A video sent three months later displayed more of the same. Greigh was rolling over, chasing his 5-year-old brother, Gianni, and, most notably, laughing and screaming—loudly, one of the rare times a screaming baby is applauded.

“We were very happy to see that,” Dr. Ramos-Platt says. “When they can’t scream that loud, their lungs are weak. It tells us their disease is bad. Hearing babies scream with SMA, it’s a good thing.”

A video at 11 months showed Greigh walking. “Based on his predicted genetic type, he should have never been able to walk,” the doctor says.

At 14 months, he was pushing a chair that appeared to weigh twice as much as he did, confirming that he was a success story.

“That was really exciting to see,” Dr. Ramos-Platt says. “By that time, we knew this had worked.”
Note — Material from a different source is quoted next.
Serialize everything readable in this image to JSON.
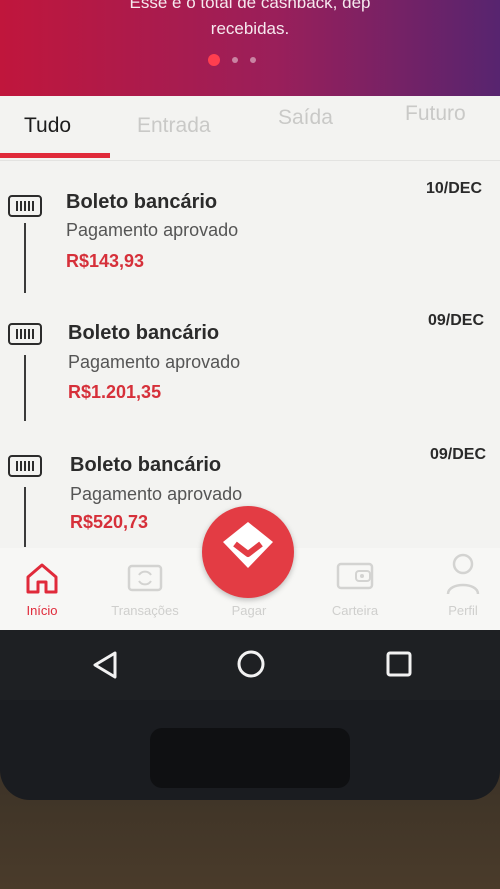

Just turned 3, Greigh looks, behaves and misbehaves like any other kid his age. “He’s as tall as a 3-year-old should be,” Brittany says. “He climbs, he argues with his brother—everything a normal 3-year-old would do. He’s very energetic, very strong. When I go to parent-teacher conferences, they’re like, ‘Oh, he’s completely fine. He’s actually pretty advanced for his age.’”

Brittany says the family wonders what exactly was in the vial Greigh received. “The running joke is that he was infused with superpowers.”

Born just in time

So is he cured?

For the sake of answering with a pun, let’s say it’s a Greigh area. Dr. Ramos-Platt says it depends on your definition. Technically, no, since SMA can’t be eliminated, only disarmed. But medicine is a results-oriented business, so practically, yes. He certainly has flown past the designated targets.

“Our goal primarily was to keep Greigh from having to be permanently ventilated and to enable him to sit and sustain being able to sit,” Dr. Ramos-Platt says.

She can’t say absolutely that the disease has been incapacitated for good. The data on Zolgensma doesn’t stretch out far enough.

“I’m hopeful it’s been stopped, but I can’t be 100%. The gene therapy duration has only been studied for so many years. We don’t know if it’s going to last beyond 10-12 years. What I can see right now, it looks like it’s a cure.”

Brittany marvels at the coinciding of Greigh’s birth in September 2020 with the addition of SMA to California’s newborn screening panel the preceding June. “I can’t explain just how lucky I feel,” she says. “If, say, he had been born in May, we wouldn’t have known until it was too late, when he was showing symptoms of not moving, not rolling his head, not sitting up.”

She keeps the videos coming, to the delight of Dr. Ramos-Platt. “When I show them to the pharmacy staff who helped prepare the medication, they’re in tears because it’s just mind-blowing,” she says.

“For those of us who took care of patients with SMA, particularly Type 1, before these treatments were available, it was basically a death sentence you were giving to the family. I can’t believe we are living in an era where SMA does not have to kill kids anymore. It’s really miraculous.”